Mais pour revenir à notre mot, il s’appliquerait plus particulièrement à des personnages qui, dans un certain domaine, ont une compétence crédible et démontrée et qui, par extension, se croient autorisés à user, sinon abuser, de leur notoriété pour donner leur avis sur des domaines divers et variés en dehors de leur champ de compétences. En fait, ils jouent de leur renom pour jouer les experts là où ils n’ont guère plus de connaissances que le quidam de base.
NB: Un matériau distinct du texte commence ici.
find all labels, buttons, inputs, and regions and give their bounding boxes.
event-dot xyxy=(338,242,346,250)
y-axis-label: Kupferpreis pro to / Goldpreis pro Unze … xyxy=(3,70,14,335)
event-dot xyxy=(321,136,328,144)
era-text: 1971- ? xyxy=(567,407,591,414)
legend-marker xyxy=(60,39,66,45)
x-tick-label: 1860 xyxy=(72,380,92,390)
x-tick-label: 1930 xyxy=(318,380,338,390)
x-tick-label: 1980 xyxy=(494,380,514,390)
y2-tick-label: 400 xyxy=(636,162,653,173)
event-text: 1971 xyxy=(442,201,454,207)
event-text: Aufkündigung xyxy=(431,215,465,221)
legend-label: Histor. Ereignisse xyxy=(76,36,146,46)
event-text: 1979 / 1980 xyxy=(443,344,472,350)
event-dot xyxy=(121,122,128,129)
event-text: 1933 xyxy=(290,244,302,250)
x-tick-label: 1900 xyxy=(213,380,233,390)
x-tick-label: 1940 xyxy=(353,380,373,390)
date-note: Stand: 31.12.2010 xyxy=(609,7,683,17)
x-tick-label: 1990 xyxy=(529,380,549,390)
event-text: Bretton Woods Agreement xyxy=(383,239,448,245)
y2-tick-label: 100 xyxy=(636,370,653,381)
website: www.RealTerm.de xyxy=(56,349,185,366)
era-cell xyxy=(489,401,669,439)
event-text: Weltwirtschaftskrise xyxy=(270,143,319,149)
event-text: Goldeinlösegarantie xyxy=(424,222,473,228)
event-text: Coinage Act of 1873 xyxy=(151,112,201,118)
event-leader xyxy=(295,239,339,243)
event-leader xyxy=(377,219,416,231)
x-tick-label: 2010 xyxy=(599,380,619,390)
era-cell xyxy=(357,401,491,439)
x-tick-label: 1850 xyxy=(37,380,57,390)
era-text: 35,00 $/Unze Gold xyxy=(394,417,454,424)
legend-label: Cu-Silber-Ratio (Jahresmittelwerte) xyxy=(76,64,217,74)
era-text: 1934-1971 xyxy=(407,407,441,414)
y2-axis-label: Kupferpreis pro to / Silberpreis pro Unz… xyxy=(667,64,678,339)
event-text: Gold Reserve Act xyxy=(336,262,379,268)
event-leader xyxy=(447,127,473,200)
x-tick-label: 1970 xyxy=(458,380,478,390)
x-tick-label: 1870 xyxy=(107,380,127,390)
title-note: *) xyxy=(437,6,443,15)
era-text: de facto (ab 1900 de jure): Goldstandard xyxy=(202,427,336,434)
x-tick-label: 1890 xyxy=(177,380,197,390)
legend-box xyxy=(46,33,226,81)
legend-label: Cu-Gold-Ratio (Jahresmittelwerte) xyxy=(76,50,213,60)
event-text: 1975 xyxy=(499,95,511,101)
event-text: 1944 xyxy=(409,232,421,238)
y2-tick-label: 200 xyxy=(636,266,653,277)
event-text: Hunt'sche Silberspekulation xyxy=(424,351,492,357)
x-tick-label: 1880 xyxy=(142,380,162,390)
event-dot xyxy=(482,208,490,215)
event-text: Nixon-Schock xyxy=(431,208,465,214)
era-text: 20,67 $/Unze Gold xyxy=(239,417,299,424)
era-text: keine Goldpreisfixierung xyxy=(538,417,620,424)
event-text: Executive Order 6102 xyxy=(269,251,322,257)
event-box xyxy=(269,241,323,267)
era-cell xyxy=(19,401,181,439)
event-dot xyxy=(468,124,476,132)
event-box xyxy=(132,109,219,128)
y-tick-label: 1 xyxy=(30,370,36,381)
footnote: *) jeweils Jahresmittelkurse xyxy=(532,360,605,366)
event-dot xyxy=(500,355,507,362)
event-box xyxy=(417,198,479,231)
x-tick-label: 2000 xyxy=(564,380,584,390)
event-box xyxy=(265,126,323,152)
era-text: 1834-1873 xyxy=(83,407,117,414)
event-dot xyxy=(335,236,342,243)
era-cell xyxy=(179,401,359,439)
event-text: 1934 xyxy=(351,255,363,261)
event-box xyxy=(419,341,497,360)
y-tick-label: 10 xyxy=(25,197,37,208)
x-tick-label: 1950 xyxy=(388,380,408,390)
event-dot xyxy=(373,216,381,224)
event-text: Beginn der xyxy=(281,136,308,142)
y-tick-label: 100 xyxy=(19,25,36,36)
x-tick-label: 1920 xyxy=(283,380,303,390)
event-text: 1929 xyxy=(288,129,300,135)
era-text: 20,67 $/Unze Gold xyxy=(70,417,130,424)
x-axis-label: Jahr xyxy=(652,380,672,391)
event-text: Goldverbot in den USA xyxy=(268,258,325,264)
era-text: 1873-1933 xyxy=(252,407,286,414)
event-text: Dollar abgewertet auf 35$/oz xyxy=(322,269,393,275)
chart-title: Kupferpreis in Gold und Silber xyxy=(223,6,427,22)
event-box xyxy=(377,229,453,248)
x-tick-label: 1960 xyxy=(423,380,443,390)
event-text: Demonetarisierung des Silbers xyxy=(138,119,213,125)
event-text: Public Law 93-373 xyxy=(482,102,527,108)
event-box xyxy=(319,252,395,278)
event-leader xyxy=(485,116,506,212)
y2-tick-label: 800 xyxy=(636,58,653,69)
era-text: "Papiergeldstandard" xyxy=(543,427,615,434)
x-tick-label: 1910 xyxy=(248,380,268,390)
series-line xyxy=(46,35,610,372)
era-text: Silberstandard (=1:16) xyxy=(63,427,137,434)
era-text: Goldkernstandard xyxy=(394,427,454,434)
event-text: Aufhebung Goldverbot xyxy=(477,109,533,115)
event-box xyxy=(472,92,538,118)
Donc, on comprend que la révolution ultracrepidarienne est en route – sinon en marche – et nous voyons, de droite, de gauche et du centre, surgir des monstres à l’omniscience autoproclamée, des polyathlètes neuronaux et des décathloniens de la pensée. Et cette émergence nous advient non seulement comme la cerise sur le gâteau mais encore comme le clafoutis lui-même car notre gouvernement actuel ne peut plus se passer de comités d’experts, qu’ils soient médicaux ou économiques, experts toujours prêts à ramasser quelques bénéfices et à plastronner devant les caméras.

Je m’arrêterai là, pour ne pas faire quelque crise de cet ultramachinchose et je vais vous souhaiter un été agréable, productif avec de la pluie et du beau temps, de l’amour, de l’amitié et des réjouissances intellectuelles. On se revoit en septembre si Dieu et le directeur de CoolDirect me prêtent vie.